Wednesday, November 14, 2012

Price-Gouging

In the wake of Hurricane Sandy, the New York Posts reports that New York attorney general is going after Craigslist listings for "price gougers" who are offering, e.g. $20/gallon gasoline.

Robert Nozick once said that "the socialist society would have to prevent capitalist acts between consenting adults." Well, here you go. I'm trying to understand the A.G.'s theory here: if someone needs, say, 5 gallons of gasoline, they usually have a range of quick, relatively equally-priced options, i.e. gas stations. It only takes a few minutes, and the range of prices for the equivalent grade of gas is only a few percent.

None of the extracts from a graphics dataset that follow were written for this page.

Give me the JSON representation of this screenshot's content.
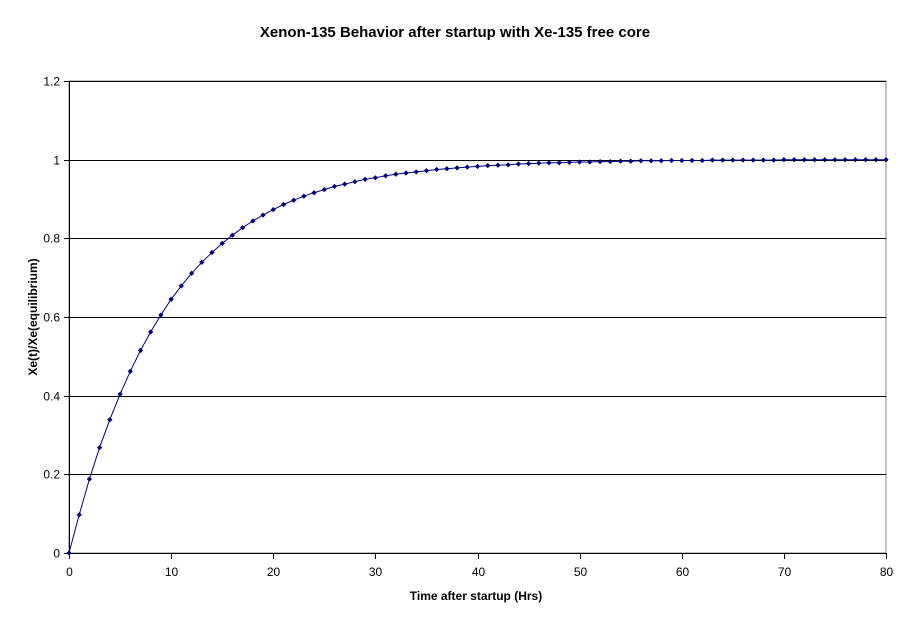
{
  "chart_data": {
    "type": "line",
    "title": "Xenon-135 Behavior after startup with Xe-135 free core",
    "xlabel": "Time after startup (Hrs)",
    "ylabel": "Xe(t)/Xe(equilibrium)",
    "xlim": [
      0,
      80
    ],
    "ylim": [
      0,
      1.2
    ],
    "x_ticks": [
      "0",
      "10",
      "20",
      "30",
      "40",
      "50",
      "60",
      "70",
      "80"
    ],
    "y_ticks": [
      "0",
      "0.2",
      "0.4",
      "0.6",
      "0.8",
      "1",
      "1.2"
    ],
    "grid": "horizontal",
    "legend": "none",
    "series_color": "#000080",
    "series": [
      {
        "x": [
          0,
          1,
          2,
          3,
          4,
          5,
          6,
          7,
          8,
          9,
          10,
          11,
          12,
          13,
          14,
          15,
          16,
          17,
          18,
          19,
          20,
          21,
          22,
          23,
          24,
          25,
          26,
          27,
          28,
          29,
          30,
          31,
          32,
          33,
          34,
          35,
          36,
          37,
          38,
          39,
          40,
          41,
          42,
          43,
          44,
          45,
          46,
          47,
          48,
          49,
          50,
          51,
          52,
          53,
          54,
          55,
          56,
          57,
          58,
          59,
          60,
          61,
          62,
          63,
          64,
          65,
          66,
          67,
          68,
          69,
          70,
          71,
          72,
          73,
          74,
          75,
          76,
          77,
          78,
          79,
          80
        ],
        "values": [
          0,
          0.097,
          0.188,
          0.268,
          0.339,
          0.404,
          0.462,
          0.515,
          0.562,
          0.605,
          0.645,
          0.679,
          0.711,
          0.739,
          0.764,
          0.787,
          0.808,
          0.827,
          0.844,
          0.859,
          0.873,
          0.886,
          0.897,
          0.907,
          0.916,
          0.924,
          0.932,
          0.938,
          0.944,
          0.95,
          0.954,
          0.959,
          0.963,
          0.966,
          0.969,
          0.972,
          0.975,
          0.977,
          0.979,
          0.981,
          0.983,
          0.985,
          0.986,
          0.987,
          0.989,
          0.99,
          0.991,
          0.992,
          0.992,
          0.993,
          0.994,
          0.994,
          0.995,
          0.995,
          0.996,
          0.996,
          0.997,
          0.997,
          0.997,
          0.998,
          0.998,
          0.998,
          0.998,
          0.999,
          0.999,
          0.999,
          0.999,
          0.999,
          0.999,
          0.999,
          1.0,
          1.0,
          1.0,
          1.0,
          1.0,
          1.0,
          1.0,
          1.0,
          1.0,
          1.0,
          1.0
        ]
      }
    ]
  }
}
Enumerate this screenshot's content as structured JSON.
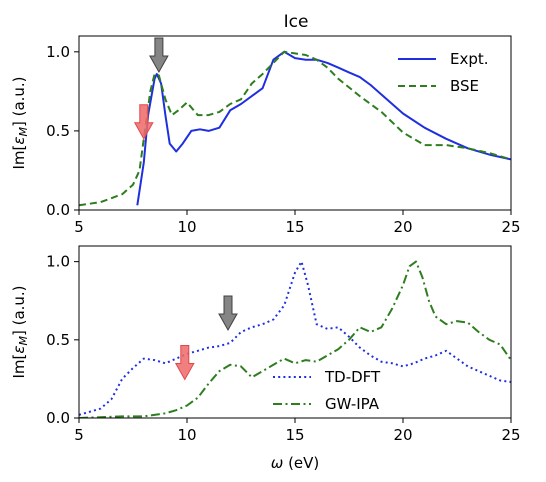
{
  "chart_data": [
    {
      "type": "line",
      "title": "Ice",
      "xlabel": "",
      "ylabel": "Im[ε_M] (a.u.)",
      "xlim": [
        5,
        25
      ],
      "ylim": [
        0,
        1.1
      ],
      "xticks": [
        "5",
        "10",
        "15",
        "20",
        "25"
      ],
      "yticks": [
        "0.0",
        "0.5",
        "1.0"
      ],
      "legend_position": "top-right",
      "series": [
        {
          "name": "Expt.",
          "color": "#1f2fe0",
          "style": "solid",
          "x": [
            7.7,
            8.0,
            8.2,
            8.5,
            8.6,
            8.8,
            9.0,
            9.2,
            9.5,
            9.8,
            10.2,
            10.6,
            11.0,
            11.5,
            12.0,
            12.5,
            13.0,
            13.5,
            14.0,
            14.5,
            15.0,
            15.5,
            16.0,
            16.5,
            17.0,
            17.5,
            18.0,
            18.5,
            19.0,
            20.0,
            21.0,
            22.0,
            23.0,
            24.0,
            25.0
          ],
          "y": [
            0.03,
            0.3,
            0.6,
            0.83,
            0.86,
            0.8,
            0.6,
            0.42,
            0.37,
            0.42,
            0.5,
            0.51,
            0.5,
            0.52,
            0.63,
            0.67,
            0.72,
            0.77,
            0.95,
            1.0,
            0.96,
            0.95,
            0.95,
            0.93,
            0.9,
            0.87,
            0.84,
            0.79,
            0.73,
            0.61,
            0.52,
            0.45,
            0.39,
            0.35,
            0.32
          ]
        },
        {
          "name": "BSE",
          "color": "#2e7d1e",
          "style": "dashed",
          "x": [
            5.0,
            6.0,
            7.0,
            7.5,
            7.8,
            8.0,
            8.3,
            8.5,
            8.7,
            9.0,
            9.3,
            9.6,
            10.0,
            10.5,
            11.0,
            11.5,
            12.0,
            12.5,
            13.0,
            13.5,
            14.0,
            14.5,
            15.0,
            15.5,
            16.0,
            16.5,
            17.0,
            18.0,
            19.0,
            20.0,
            21.0,
            22.0,
            23.0,
            24.0,
            25.0
          ],
          "y": [
            0.03,
            0.05,
            0.1,
            0.16,
            0.25,
            0.45,
            0.75,
            0.86,
            0.85,
            0.7,
            0.6,
            0.63,
            0.68,
            0.6,
            0.6,
            0.62,
            0.67,
            0.7,
            0.8,
            0.86,
            0.93,
            1.0,
            0.99,
            0.98,
            0.95,
            0.9,
            0.83,
            0.72,
            0.62,
            0.49,
            0.41,
            0.41,
            0.39,
            0.36,
            0.32
          ]
        }
      ],
      "arrows": [
        {
          "color": "#707070",
          "x": 8.7
        },
        {
          "color": "#f06868",
          "x": 8.0
        }
      ]
    },
    {
      "type": "line",
      "title": "",
      "xlabel": "ω (eV)",
      "ylabel": "Im[ε_M] (a.u.)",
      "xlim": [
        5,
        25
      ],
      "ylim": [
        0,
        1.1
      ],
      "xticks": [
        "5",
        "10",
        "15",
        "20",
        "25"
      ],
      "yticks": [
        "0.0",
        "0.5",
        "1.0"
      ],
      "legend_position": "lower-right",
      "series": [
        {
          "name": "TD-DFT",
          "color": "#1f2fe0",
          "style": "dotted",
          "x": [
            5.0,
            6.0,
            6.5,
            7.0,
            7.5,
            8.0,
            8.5,
            9.0,
            9.5,
            10.0,
            10.5,
            11.0,
            11.5,
            12.0,
            12.5,
            13.0,
            13.5,
            14.0,
            14.5,
            15.0,
            15.3,
            15.6,
            16.0,
            16.5,
            17.0,
            17.5,
            18.0,
            18.5,
            19.0,
            19.5,
            20.0,
            20.5,
            21.0,
            21.5,
            22.0,
            22.5,
            23.0,
            23.5,
            24.0,
            24.5,
            25.0
          ],
          "y": [
            0.02,
            0.06,
            0.12,
            0.25,
            0.32,
            0.38,
            0.37,
            0.35,
            0.38,
            0.41,
            0.43,
            0.45,
            0.46,
            0.48,
            0.55,
            0.58,
            0.6,
            0.63,
            0.72,
            0.93,
            1.0,
            0.85,
            0.6,
            0.57,
            0.58,
            0.52,
            0.45,
            0.4,
            0.36,
            0.35,
            0.33,
            0.35,
            0.38,
            0.4,
            0.43,
            0.38,
            0.33,
            0.3,
            0.27,
            0.24,
            0.23
          ]
        },
        {
          "name": "GW-IPA",
          "color": "#2e7d1e",
          "style": "dashdot",
          "x": [
            5.0,
            7.0,
            8.0,
            9.0,
            9.5,
            10.0,
            10.5,
            11.0,
            11.5,
            12.0,
            12.5,
            13.0,
            13.5,
            14.0,
            14.5,
            15.0,
            15.5,
            16.0,
            16.5,
            17.0,
            17.5,
            18.0,
            18.5,
            19.0,
            19.5,
            20.0,
            20.3,
            20.6,
            20.9,
            21.2,
            21.5,
            22.0,
            22.5,
            23.0,
            23.5,
            24.0,
            24.5,
            25.0
          ],
          "y": [
            0.0,
            0.01,
            0.01,
            0.03,
            0.05,
            0.08,
            0.13,
            0.22,
            0.3,
            0.34,
            0.33,
            0.26,
            0.3,
            0.34,
            0.38,
            0.35,
            0.37,
            0.36,
            0.4,
            0.44,
            0.5,
            0.58,
            0.55,
            0.58,
            0.7,
            0.85,
            0.97,
            1.0,
            0.9,
            0.75,
            0.65,
            0.6,
            0.62,
            0.61,
            0.55,
            0.5,
            0.47,
            0.37
          ]
        }
      ],
      "arrows": [
        {
          "color": "#707070",
          "x": 11.9
        },
        {
          "color": "#f06868",
          "x": 9.9
        }
      ]
    }
  ]
}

During the shortage conditions that obtains following Sandy, those options were curtailed. You could go to a gas station, but would wait in line for hours to buy gas at the normal, low price. Or you could go to a "price gouger", offering to sell you gas with no wait at a considerable mark-up. This gives the consumer a choice.

If the "gouger" did not exist, only the first option would be available. Of course, the approximate equivalent could be accomplished: the person who needed gas but didn't want to wait in line could hire someone to wait in the gas line. That, presumably, would not be gouging. But waiting in line and then trying to sell the product is. The "gouger", we see, is really a small-time entrepreneur.

There are many economic stories in which there are two sides, and one could easily understand the opposite position. (For example, economic nationalists who want certain barriers to trade may be willing to accept the costs of those barriers - higher prices, lower productivity - in exchange for protecting domestic jobs. One may see that there is a tradeoff, even if one has strong opinions about which side of the trade is the more desirable.) But this is a case in which the existence of the "gouger" is a pure good.

Tuesday, November 13, 2012

The Stock Market Effect

This is necessarily a very approximate, first-order view of things, but consider the following facts:

  1. The day of the election, InTrade estimated that President Obama had a 70% chance of winning re-election.
  2. The day after the election, the Dow Jones fell about 300 points.

Suppose that all other election-day news had an effect worth a drop of N points on the DJIA. Then the Obama effect was worth a drop of 300-N points. That result had a 70% chance of occurring (assuming efficient markets and sufficient arbitrage). That implies that had Mitt Romney won, the DJIA would have risen by approximately 7/3 × (300-N) = 700-(7/3)N points.

It's probably not fair to assume N=0, in which case the Romney effect would have been +700 points. But even if N=150, a Romney election would have worth +350 points. Instead, it dropped 150 points (due to Obama, plus another 150 due to other news). That's a 500-point swing, or about 4%.

Saturday, November 10, 2012

Post-Election Wrap-Up

Well, Tuesday was unpleasant. We were standing athwart history, and history rolled over us like a freight train. We really can't deny that.

At the moment, at least, this is not a center-right country: it's center-left. Some would have us believe that this is due to demographics, and thus has an unstoppable momentum behind it. But I don't think that has to be the case.

In the near future, some predictions:

  1. There won't be any conciliation between the parties, unless the GOP chooses to roll over. Obama won narrowly, but he's going to view this as a mandate and push his agenda as aggressively as ever.
  2. We will see even more abuses of executive power over the next two, and possibly four, years. (My biggest fear is that this won't end with Obama's second term, but may become a permanent fixture of American politics. If I'm right about that, then we'd better hope we never elect an ambitious power-monger President.)
  3. Taxes are going up for most people. The most obvious top-line effects will be on "the rich", but if business taxes are raised, that affects everyone. If gas is taxed more heavily, that affects everyone. And so on.
  4. Health care coverage will get worse as more companies opt not to provide it to their employees. We're going to start the long march towards universal care. I predicted this two years ago and so far have seen no reason to doubt it.
  5. Iran will get a nuclear weapon.